A staffer for Senator Ted Stevens (R-Alaska) confirms that the Chairman of the Senate Commerce Committee feels that viewers should have access to regional sports network coverage of their home teams, and wants the FCC and/or Congress to do something about it.
Stevens and Comerce Committee member Senator Byron Dorgan (D-N.D.) have sent a letter to the FCC suggesting that conditions be put on the deal divvying up Adelphia between Comcast and Time Warner to insure access to regional sports.
"I really do think that the FCC has to address the question of the ability of entities to take away from local people or from people who don’t choose to use one particular type of provider the opportunity to participate in the sports world," Stevens said at a Quello Communication Policy & Law symposium in Washington Friday. "That is one of the key issues of our Committee today, is how to ensure that sports are properly treated," he said.
"We’re going to create a bunch of rights and one of the rights ought to be access by the public to sports programming, particularly those in their area," said Stevens.
"You take people here, as I was telling [former FCC Chairman] Jim Quello, those people who are infirm in and can’t go the stadium, why shouldn’t they be able to watch the games here?
"This idea that someone can contract and get an exclusive right and shut them out, to me means, well, maybe they shouldn’t have any rights at all to be in the broadcasting business, or program business.

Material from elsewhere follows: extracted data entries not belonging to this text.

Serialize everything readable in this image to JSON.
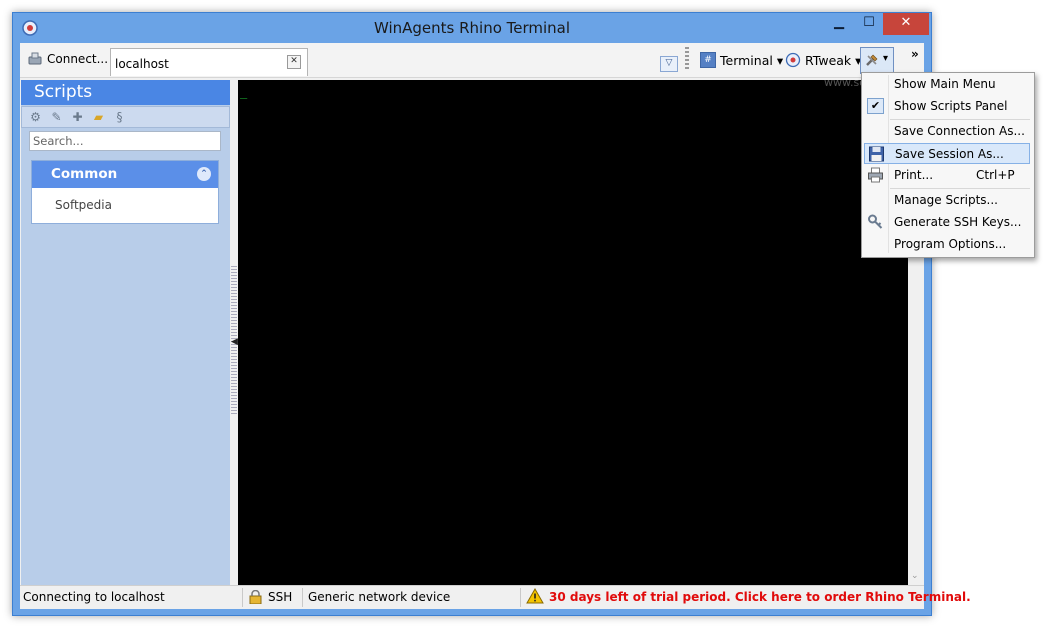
{
  "window": {
    "title": "WinAgents Rhino Terminal",
    "min_glyph": "▁",
    "max_glyph": "☐",
    "close_glyph": "✕"
  },
  "toolbar": {
    "connect_label": "Connect...",
    "tab_label": "localhost",
    "tab_close_glyph": "✕",
    "tab_dropdown_glyph": "▽",
    "terminal_label": "Terminal",
    "rtweak_label": "RTweak",
    "dropdown_glyph": "▾",
    "more_glyph": "»"
  },
  "sidebar": {
    "title": "Scripts",
    "search_placeholder": "Search...",
    "group": {
      "title": "Common",
      "collapse_glyph": "⌃",
      "items": [
        "Softpedia"
      ]
    }
  },
  "terminal": {
    "cursor": "_",
    "background": "#000000",
    "cursor_color": "#1fc93b"
  },
  "status": {
    "connection": "Connecting to localhost",
    "protocol": "SSH",
    "device": "Generic network device",
    "trial": "30 days left of trial period. Click here to order Rhino Terminal.",
    "trial_color": "#e10b0b"
  },
  "menu": {
    "items": [
      {
        "label": "Show Main Menu",
        "shortcut": "",
        "icon": "",
        "checked": false
      },
      {
        "label": "Show Scripts Panel",
        "shortcut": "",
        "icon": "✔",
        "checked": true
      },
      {
        "label": "Save Connection As...",
        "shortcut": "",
        "icon": "",
        "checked": false
      },
      {
        "label": "Save Session As...",
        "shortcut": "",
        "icon": "floppy-icon",
        "checked": false
      },
      {
        "label": "Print...",
        "shortcut": "Ctrl+P",
        "icon": "printer-icon",
        "checked": false
      },
      {
        "label": "Manage Scripts...",
        "shortcut": "",
        "icon": "",
        "checked": false
      },
      {
        "label": "Generate SSH Keys...",
        "shortcut": "",
        "icon": "key-icon",
        "checked": false
      },
      {
        "label": "Program Options...",
        "shortcut": "",
        "icon": "",
        "checked": false
      }
    ]
  },
  "watermark": "www.softpedia.com",
  "accent_color": "#4a86e4"
}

We cannot allow that to happen. It has got to be available."
The regional sports issue also came up at a markup of the House Commerce version of telecom bill rewrite--a national video franchise bill--but the program access issue did not make it onto that bill, which passed out of the Telecommunicatios Subcommittee Wednesday.
Elsewhere, House Government Reform Committee Chairman Tom Davis (R-Va.) has scheduled a hearing Friday, April 7, "Why Most Nats Fans Can't See their Team on TV," on TV coverage, or lack of it, of Washington Nationals Baseball games.

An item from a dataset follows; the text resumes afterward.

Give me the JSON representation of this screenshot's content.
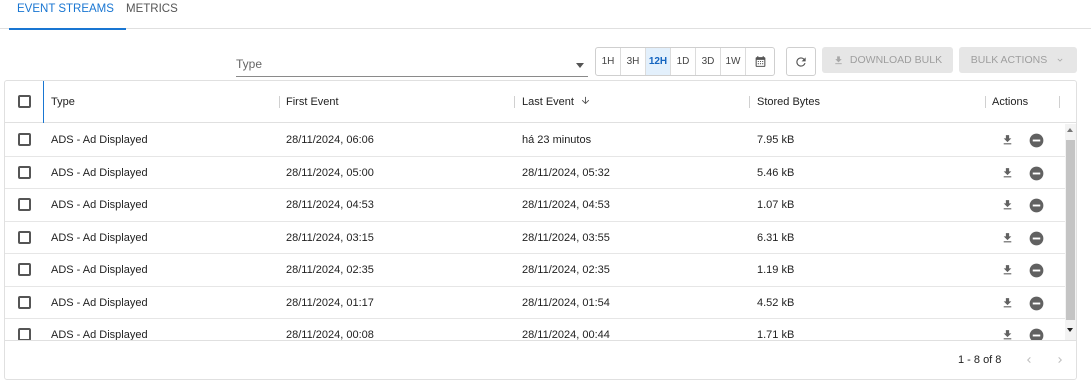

Areas of the Washington suburbs served by Comcast can only see a handful of games because the cable company will not carry the Mid Atlantic Sports Network (MASN).
Comcast had bid on the rights to the Nationals -- the relocated Montreal Expos -- but lost out to MASN.

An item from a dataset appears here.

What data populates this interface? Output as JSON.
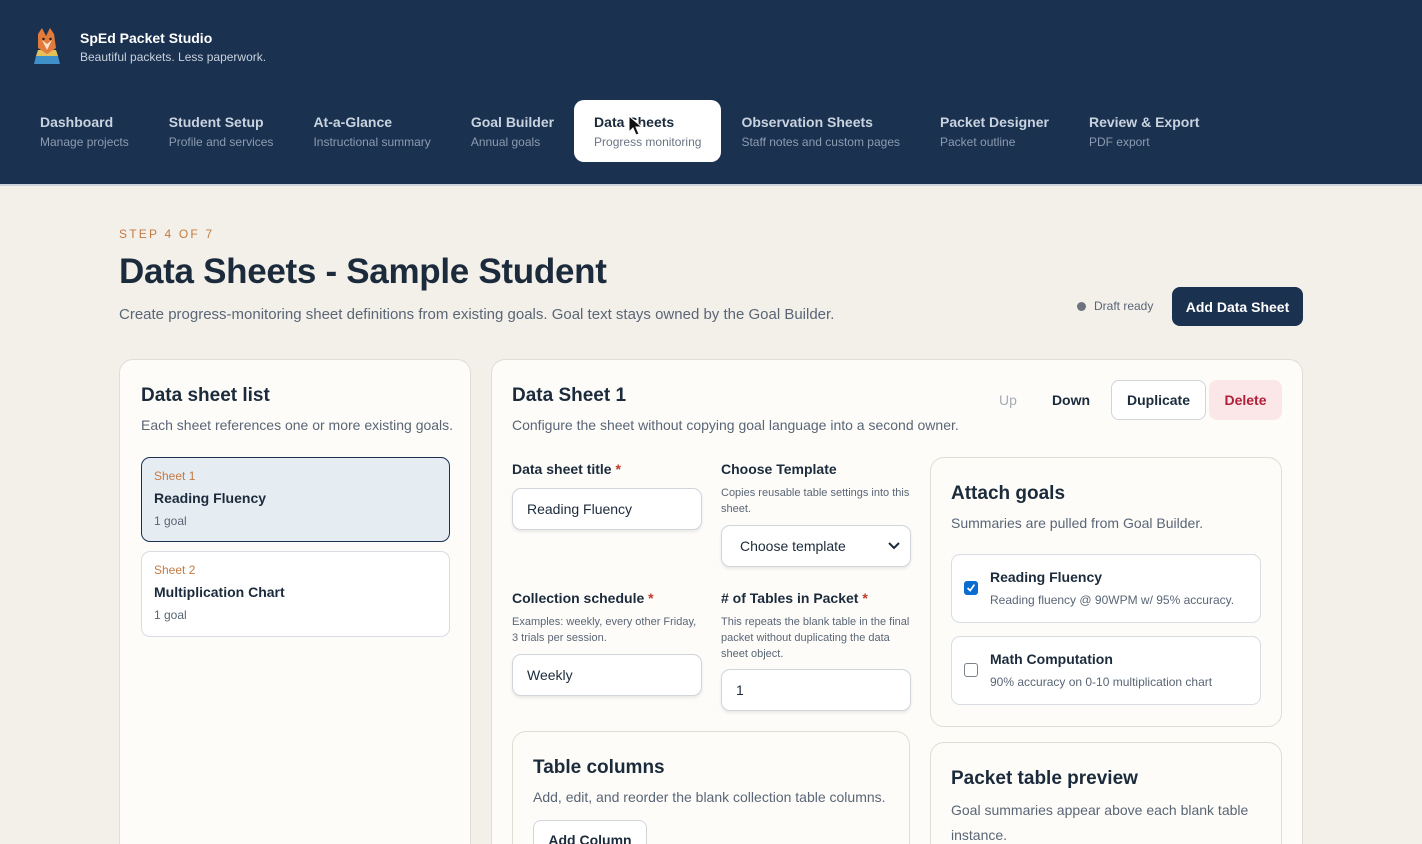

Comcast has, in turn, refused to carry the network on cable systems serving nearly 2 million subscribers in the network's territory. Cox has recently struck a deal to carry the games in Fairfax, another big Washington suburb.
The Baltimore Orioles, which own MASN, turned to the FCC for help and want to make the dispute an issue in regulators' review of Comcast's planned purchase of parts of Adelphia Communications, which the FCC is still reviewing.
MASN is also moving the Orioles games off of Comcast's own regional sports network to MASN starting next year.
Verizon has filed a program-access complaint with the FCC to try and force Cablevision to negotiate a carriage agreement so that Verizon's FiOS TV multichannel video service can carry what it says are various Cablevision-controlled sports channels in New York and New England.
Another element of the issue is the so-called "terrestrial loophole." Because cable operators are only required by law to make satellite-delivered programming available to competitors, regional cable operator-owned sports networks--like those of Comcast in Philadelphia, that are 1) delivered by landline and 2) increasingly have rights to pro teams don't have to make that programming available to satellite or telcos.
An amdendment to the House bill that would have closed the loophole was defeated Wednesday in the Telecommunications Subcommittee.
Most of those games were once readily available on broadcast TV, but as with Monday Night Football and, increasingly, baseball, those games are moving to cable.